CDNOW
By Allison Stewart
March 14, 2000
Jon Brion never figured his orchestral score for Paul Thomas Anderson's film Magnolia would amount to much. Aimee Mann's soundtrack had thus far gotten the majority of the media attention, resurrecting her career and earning her an Academy Award nomination in the bargain; Brion, the producer of such recent works as Fiona Apple's When the Pawn . . . and Rufus Wainwright, and a gifted pop musician in his own right, thought his sweeping, Beach-Boys-Meets-Baroque score would never even see the light of day beyond the movie theater. He was as surprised as anybody when specially made copies of the record, pressed only for Oscar voters, started showing up on eBay. The interest in the score led to its official release.

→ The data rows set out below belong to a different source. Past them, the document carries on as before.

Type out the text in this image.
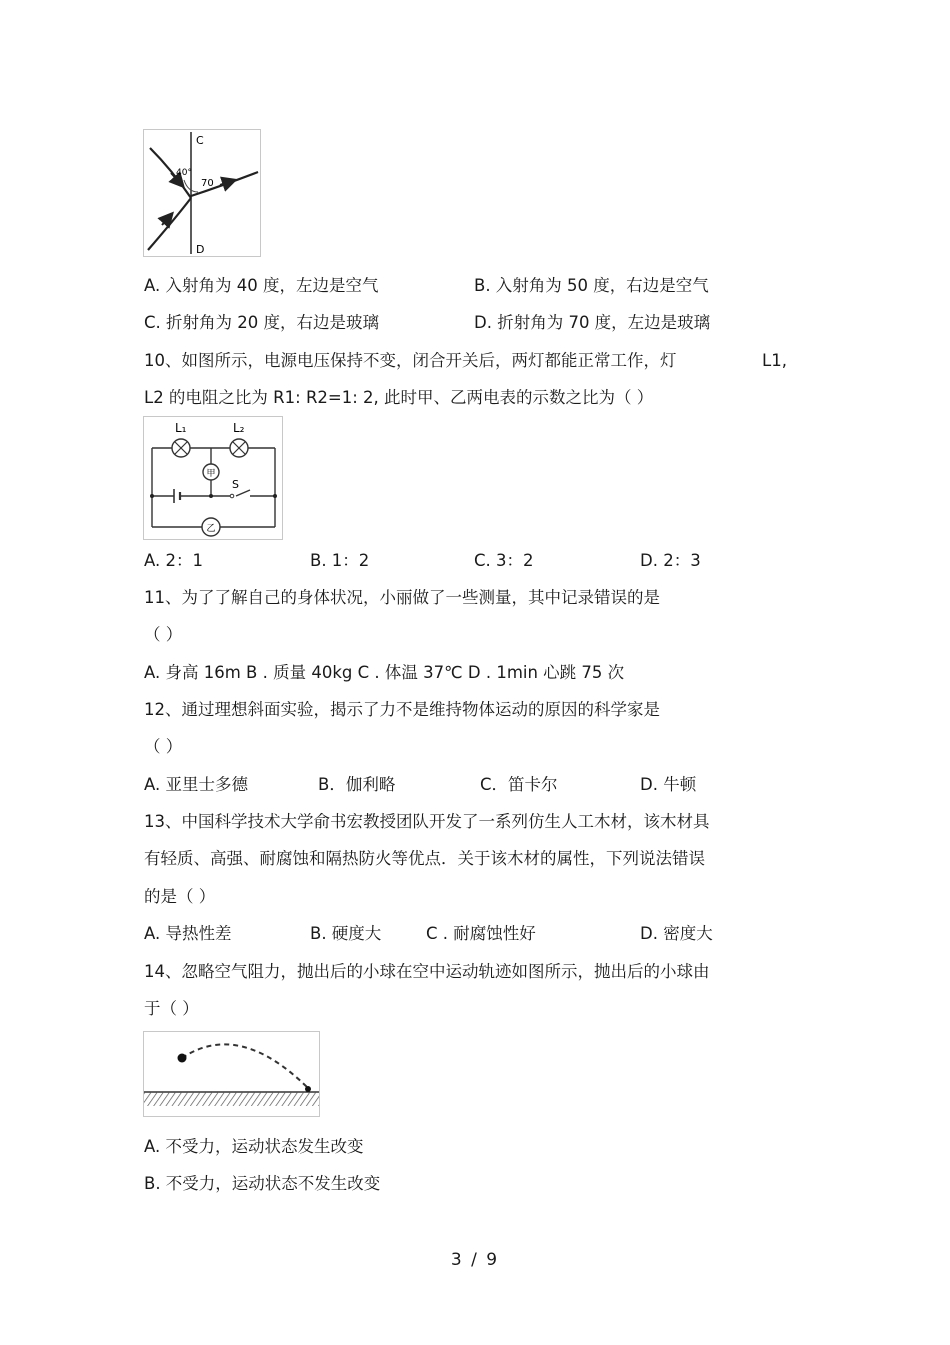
C
D
40°
70
A. 入射角为 40 度，左边是空气	B. 入射角为 50 度，右边是空气
C. 折射角为 20 度，右边是玻璃	D. 折射角为 70 度，左边是玻璃
10、如图所示，电源电压保持不变，闭合开关后，两灯都能正常工作，灯	L1,
L2 的电阻之比为 R1: R2=1: 2, 此时甲、乙两电表的示数之比为（ ）
甲
乙
L₁	L₂
S
A. 2：1	B. 1：2	C. 3：2	D. 2：3
11、为了了解自己的身体状况，小丽做了一些测量，其中记录错误的是
（ ）
A. 身高 16m B . 质量 40kg C . 体温 37℃ D . 1min 心跳 75 次
12、通过理想斜面实验，揭示了力不是维持物体运动的原因的科学家是
（ ）
A. 亚里士多德	B．伽利略	C．笛卡尔	D. 牛顿
13、中国科学技术大学俞书宏教授团队开发了一系列仿生人工木材，该木材具
有轻质、高强、耐腐蚀和隔热防火等优点．关于该木材的属性，下列说法错误
的是（ ）
A. 导热性差	B. 硬度大	C . 耐腐蚀性好	D. 密度大
14、忽略空气阻力，抛出后的小球在空中运动轨迹如图所示，抛出后的小球由
于（ ）
A. 不受力，运动状态发生改变
B. 不受力，运动状态不发生改变
3 / 9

"It was such an odd thing," Brion says. "I didn't know what people's level of interest in orchestral music was to begin with, but people would ask if they could get a copy of it, and I guess it started selling on the Internet for a whole bunch of money. For some reason, people just respond to all the music in the film. Aimee's record has done really well for her, too. Paul places the music very notably in his movies, maybe that has something to do with it."
Brion has knocked around the Los Angeles music scene for years, as a member of the early '90s, Beatles-esque outfit the Grays, as an increasingly A-list producer, and most recently as the guiding force behind the famed Friday night musical showcase at L.A. club Café Largo, which has attracted everyone from Apple to Beck to Michael Stipe. Brion's Largo gig may have raised his profile in the industry, but it hasn't made putting out his own record any easier. Atlantic Records, which had originally planned to release Brion's upcoming solo record, his first, recently released him from his contract.

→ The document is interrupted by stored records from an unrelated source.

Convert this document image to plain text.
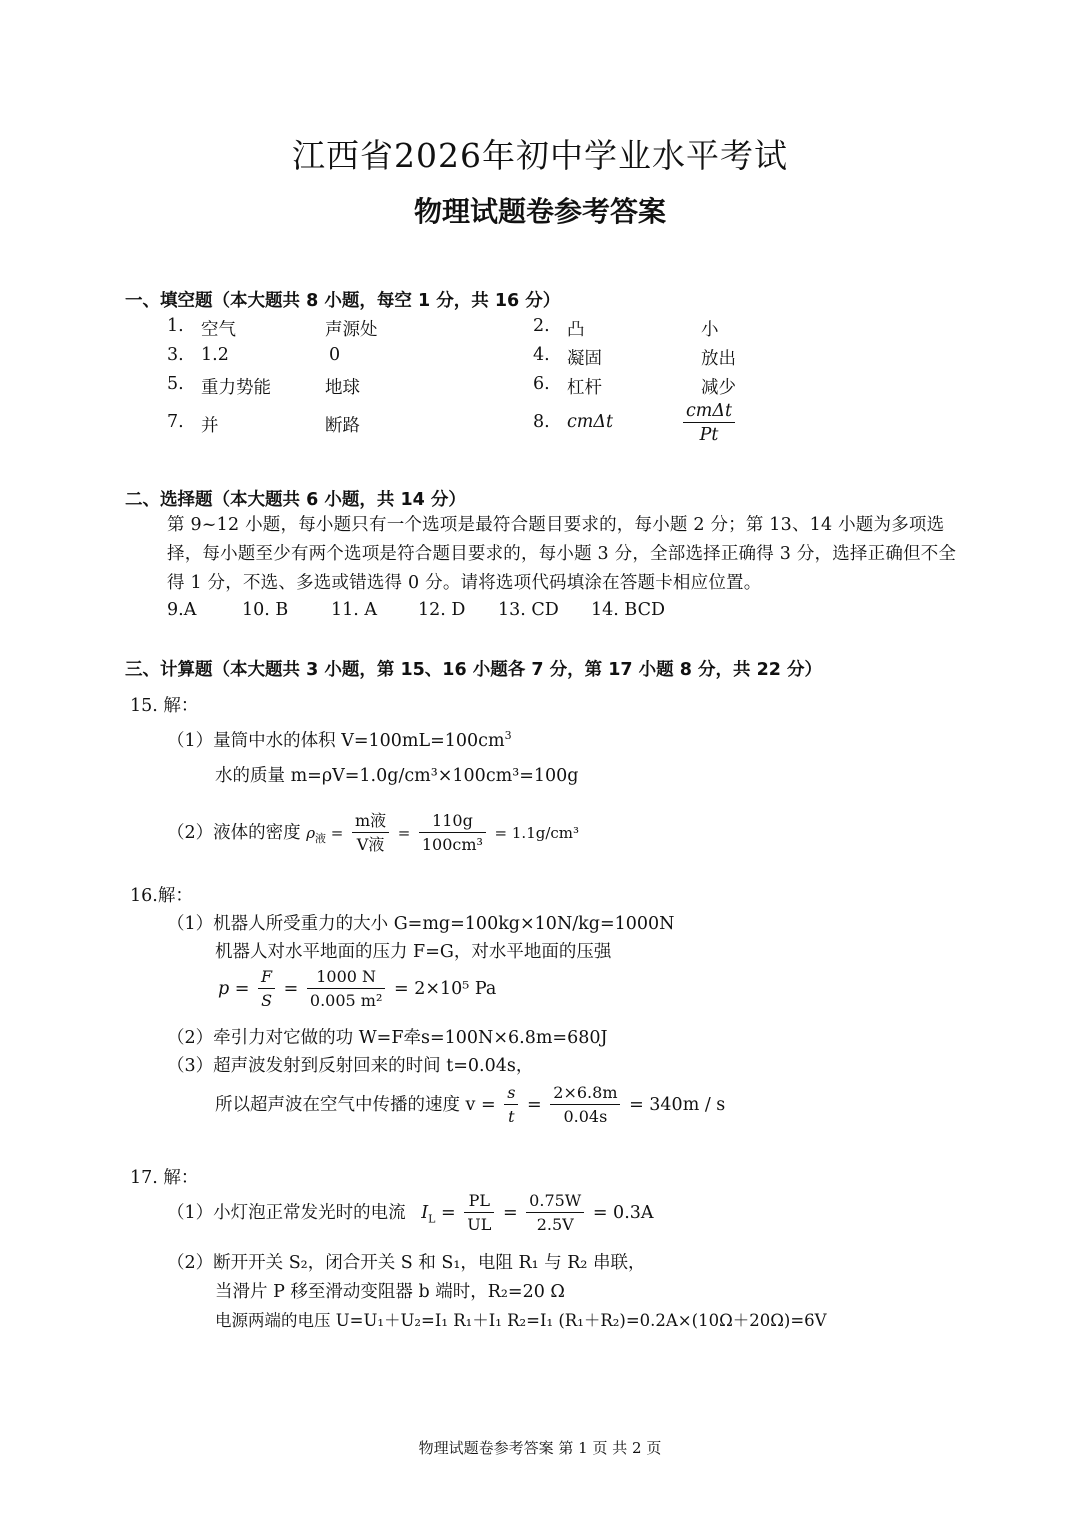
江西省2026年初中学业水平考试
物理试题卷参考答案
一、填空题（本大题共 8 小题，每空 1 分，共 16 分）
1. 空气	声源处	2. 凸	小
3. 1.2	0	4. 凝固	放出
5. 重力势能	地球	6. 杠杆	减少
7. 并	断路	8. cmΔt	$\frac{\text{cmΔt}}{Pt}$
二、选择题（本大题共 6 小题，共 14 分）
第 9~12 小题，每小题只有一个选项是最符合题目要求的，每小题 2 分；第 13、14 小题为多项选择，每小题至少有两个选项是符合题目要求的，每小题 3 分，全部选择正确得 3 分，选择正确但不全得 1 分，不选、多选或错选得 0 分。请将选项代码填涂在答题卡相应位置。
9.A	10. B 11. A 12. D 13. CD 14. BCD
三、计算题（本大题共 3 小题，第 15、16 小题各 7 分，第 17 小题 8 分，共 22 分）
15. 解：
（1）量筒中水的体积 $V=100mL=100cm^3$
水的质量 m=ρV=1.0g/cm³×100cm³=100g
（2）液体的密度 $\rho_液 = \frac{\text{m液}}{\text{V液}} = \frac{110g}{\text{100cm³}} = 1.1g/cm^3$
16.解：
（1）机器人所受重力的大小 G=mg=100kg×10N/kg=1000N
机器人对水平地面的压力 F=G，对水平地面的压强
$p = \frac{F}{S} = \frac{1000 N}{\text{0.005 m²}} = 2\times 10^5$ Pa
（2）牵引力对它做的功 W=F牵s=100N×6.8m=680J
（3）超声波发射到反射回来的时间 t=0.04s，
所以超声波在空气中传播的速度 $v = \frac{s}{t} = \frac{2\times 6.8m}{0.04s} = 340m / s$
17. 解：
（1）小灯泡正常发光时的电流 $I_L = \frac{PL}{UL} = \frac{0.75W}{2.5V} = 0.3A$
（2）断开开关 S₂，闭合开关 S 和 S₁，电阻 R₁ 与 R₂ 串联，
当滑片 P 移至滑动变阻器 b 端时，R₂=20 Ω
电源两端的电压 U=U₁＋U₂=I₁ R₁＋I₁ R₂=I₁ (R₁＋R₂)=0.2A×(10Ω＋20Ω)=6V
物理试题卷参考答案 第 1 页 共 2 页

"They essentially didn't hear any singles," says Brion. "It's the same old story. They looked at me as an artist who didn't want to do standard touring, and I basically wasn't someone they wanted to take a chance on. I can respect that. It's just an irony that before I could get my own record out, I put out some sort of orchestral record, you know?"
The creative shorthand between longtime friends Anderson and Brion came in handy during Magnolia's protracted birthing process. "I had a room rented, and I put a TV monitor in there, and Paul would come in, and we'd watch the movie together," says Brion, who also collaborated on the score for Anderson's first film, Hard Eight. "I would improvise to the monitor, and I would watch him as I was doing it. His shoulders would scrunch up or something, and I would know I was doing it wrong, or he would be jumping up and down, and I knew I was doing it right. He's a very dear friend, and I have a lot of belief in him, but I knew it was going to be very involved. I mean, the original version I saw was four-and-a-half hours long. I always tell friends, 'When you go see the movie, make sure you go to the bathroom before you go in.'"

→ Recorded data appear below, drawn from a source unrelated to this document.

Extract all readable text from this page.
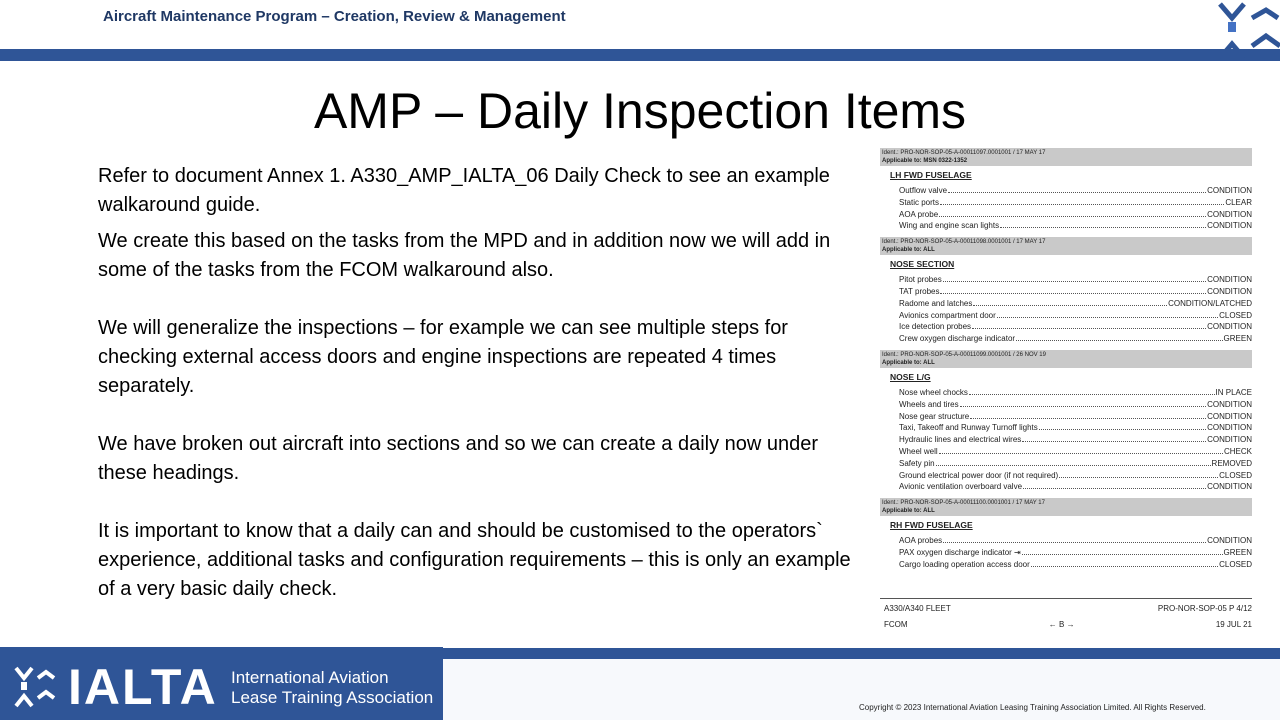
Aircraft Maintenance Program – Creation, Review & Management
AMP – Daily Inspection Items

Refer to document Annex 1. A330_AMP_IALTA_06 Daily Check to see an example walkaround guide.

We create this based on the tasks from the MPD and in addition now we will add in some of the tasks from the FCOM walkaround also.

We will generalize the inspections – for example we can see multiple steps for checking external access doors and engine inspections are repeated 4 times separately.

We have broken out aircraft into sections and so we can create a daily now under these headings.

It is important to know that a daily can and should be customised to the operators` experience, additional tasks and configuration requirements – this is only an example of a very basic daily check.

Ident.: PRO-NOR-SOP-05-A-00011097.0001001 / 17 MAY 17
Applicable to: MSN 0322-1352
LH FWD FUSELAGE
Outflow valve	CONDITION
Static ports	CLEAR
AOA probe	CONDITION
Wing and engine scan lights	CONDITION
Ident.: PRO-NOR-SOP-05-A-00011098.0001001 / 17 MAY 17
Applicable to: ALL
NOSE SECTION
Pitot probes	CONDITION
TAT probes	CONDITION
Radome and latches	CONDITION/LATCHED
Avionics compartment door	CLOSED
Ice detection probes	CONDITION
Crew oxygen discharge indicator	GREEN
Ident.: PRO-NOR-SOP-05-A-00011099.0001001 / 26 NOV 19
Applicable to: ALL
NOSE L/G
Nose wheel chocks	IN PLACE
Wheels and tires	CONDITION
Nose gear structure	CONDITION
Taxi, Takeoff and Runway Turnoff lights	CONDITION
Hydraulic lines and electrical wires	CONDITION
Wheel well	CHECK
Safety pin	REMOVED
Ground electrical power door (if not required)	CLOSED
Avionic ventilation overboard valve	CONDITION
Ident.: PRO-NOR-SOP-05-A-00011100.0001001 / 17 MAY 17
Applicable to: ALL
RH FWD FUSELAGE
AOA probes	CONDITION
PAX oxygen discharge indicator ⇥	GREEN
Cargo loading operation access door	CLOSED
A330/A340 FLEET	PRO-NOR-SOP-05 P 4/12
FCOM	← B →	19 JUL 21
IALTA International Aviation
Lease Training Association
Copyright © 2023 International Aviation Leasing Training Association Limited. All Rights Reserved.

"I'm not Fiona. I'm a different sort of songwriter, and people either get that or they won't."
Brion's solo album will be released online sometime in the next few months; a collaboration with Grant Lee Phillips, frontman for the now-defunct Grant Lee Buffalo, will likely follow. Famed for his exquisite musical tastes as well as his ability to wring hits out of others, Brion sees the irony in his inability to make a hit record of his own. "It is ironic, but also I'm a writer, so I'll have my own take on things," he says. "I'm not Fiona. I'm a different sort of songwriter, and people either get that or they won't. Most songwriters on the planet are struggling creatures by nature. It's very tough to do that with your life, to make recordings in the first place, and then to get the recordings out, and to get them promoted, and then to guarantee people are gonna hear them; by nature it's a tough thing. So honestly, all of this doesn't faze me a whole lot."